Proprietary PoE Variants
Some manufacturers implement non-standard PoE (sometimes called "passive PoE") that applies voltage without the IEEE negotiation handshake:
- Ubiquiti 24V passive PoE — used on older Ubiquiti equipment; applies 24V without negotiation
- Ubiquiti 48V passive PoE — used on some Ubiquiti airFiber equipment
- Some IP intercoms — use passive 12V or 24V PoE
These are not compatible with standard IEEE PoE switches. Connecting a passive PoE injector to a device expecting IEEE 802.3af/at can damage the device, and connecting an IEEE PoE switch to a passive PoE device can also cause damage if the device lacks detection circuitry. Always verify compatibility before mixing PoE types.
Common Pitfalls
- Exceeding total switch PoE budget — This is the most common PoE planning mistake. Devices fail to power on, or some devices power on and others don't, seemingly at random (the switch depowers lower-priority ports when budget is exceeded). Always calculate total load against total budget.
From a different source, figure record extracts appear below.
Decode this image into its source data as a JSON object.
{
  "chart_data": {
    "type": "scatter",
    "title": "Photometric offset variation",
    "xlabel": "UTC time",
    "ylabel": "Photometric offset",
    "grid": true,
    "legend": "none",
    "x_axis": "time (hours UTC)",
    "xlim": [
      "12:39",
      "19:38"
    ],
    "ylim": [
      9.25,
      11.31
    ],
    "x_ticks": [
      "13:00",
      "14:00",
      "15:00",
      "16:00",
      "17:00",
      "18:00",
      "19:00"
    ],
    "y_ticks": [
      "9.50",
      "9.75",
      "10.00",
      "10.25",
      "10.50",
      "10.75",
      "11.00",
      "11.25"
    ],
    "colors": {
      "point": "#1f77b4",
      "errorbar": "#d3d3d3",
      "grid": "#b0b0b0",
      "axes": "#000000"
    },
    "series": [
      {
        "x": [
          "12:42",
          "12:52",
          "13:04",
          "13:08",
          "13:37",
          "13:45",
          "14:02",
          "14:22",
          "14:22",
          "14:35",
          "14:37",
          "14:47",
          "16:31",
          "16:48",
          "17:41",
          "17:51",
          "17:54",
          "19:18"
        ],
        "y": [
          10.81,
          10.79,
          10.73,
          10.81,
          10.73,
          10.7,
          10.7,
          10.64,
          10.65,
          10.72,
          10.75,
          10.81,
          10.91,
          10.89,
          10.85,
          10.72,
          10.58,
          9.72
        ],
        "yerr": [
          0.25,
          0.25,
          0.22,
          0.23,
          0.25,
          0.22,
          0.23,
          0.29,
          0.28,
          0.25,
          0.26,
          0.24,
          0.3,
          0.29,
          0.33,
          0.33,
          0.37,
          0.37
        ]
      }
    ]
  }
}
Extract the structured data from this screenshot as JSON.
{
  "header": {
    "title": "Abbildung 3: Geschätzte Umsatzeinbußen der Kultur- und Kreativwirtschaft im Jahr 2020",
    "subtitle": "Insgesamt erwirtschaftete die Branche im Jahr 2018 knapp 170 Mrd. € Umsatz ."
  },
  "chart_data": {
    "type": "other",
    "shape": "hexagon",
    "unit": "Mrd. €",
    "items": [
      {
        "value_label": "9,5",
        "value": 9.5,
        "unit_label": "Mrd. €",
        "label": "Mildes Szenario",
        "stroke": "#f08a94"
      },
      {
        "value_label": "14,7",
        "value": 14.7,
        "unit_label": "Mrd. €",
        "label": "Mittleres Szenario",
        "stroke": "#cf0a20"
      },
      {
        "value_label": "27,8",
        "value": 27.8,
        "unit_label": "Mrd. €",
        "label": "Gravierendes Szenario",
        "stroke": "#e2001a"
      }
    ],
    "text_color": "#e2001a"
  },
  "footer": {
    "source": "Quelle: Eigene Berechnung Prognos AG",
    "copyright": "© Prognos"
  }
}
- Using CAT5e for high-power PoE++ runs — While 802.3bt technically works on CAT5e, long runs with high-current devices see significant voltage drop. CAT6 or CAT6A is strongly recommended for 802.3bt installations.
- Forgetting to derate for long runs — Standard PoE planning assumes a 100m run. Longer runs (with extenders or fiber/copper converters) may reduce available wattage below what the device requires.
- Assuming all PoE switches support 802.3bt — Many switches sold as "PoE+" support only 802.3at (30W). High-power devices like video bars and 90W cameras require true 802.3bt. Read the datasheet, not just the product name.
- Mixing IEEE and passive PoE — Connecting a passive 24V PoE device to an IEEE 802.3af/at switch (or vice versa) can damage equipment. Always match PoE type to device requirements.
- Not accounting for LLDP-MED negotiation — Some switches only supply the maximum class wattage if LLDP-MED is not negotiated. Without LLDP-MED, a device requesting 18W from a PoE+ port may receive only the default class allocation. Verify LLDP-MED is enabled on switches where precise power negotiation is important.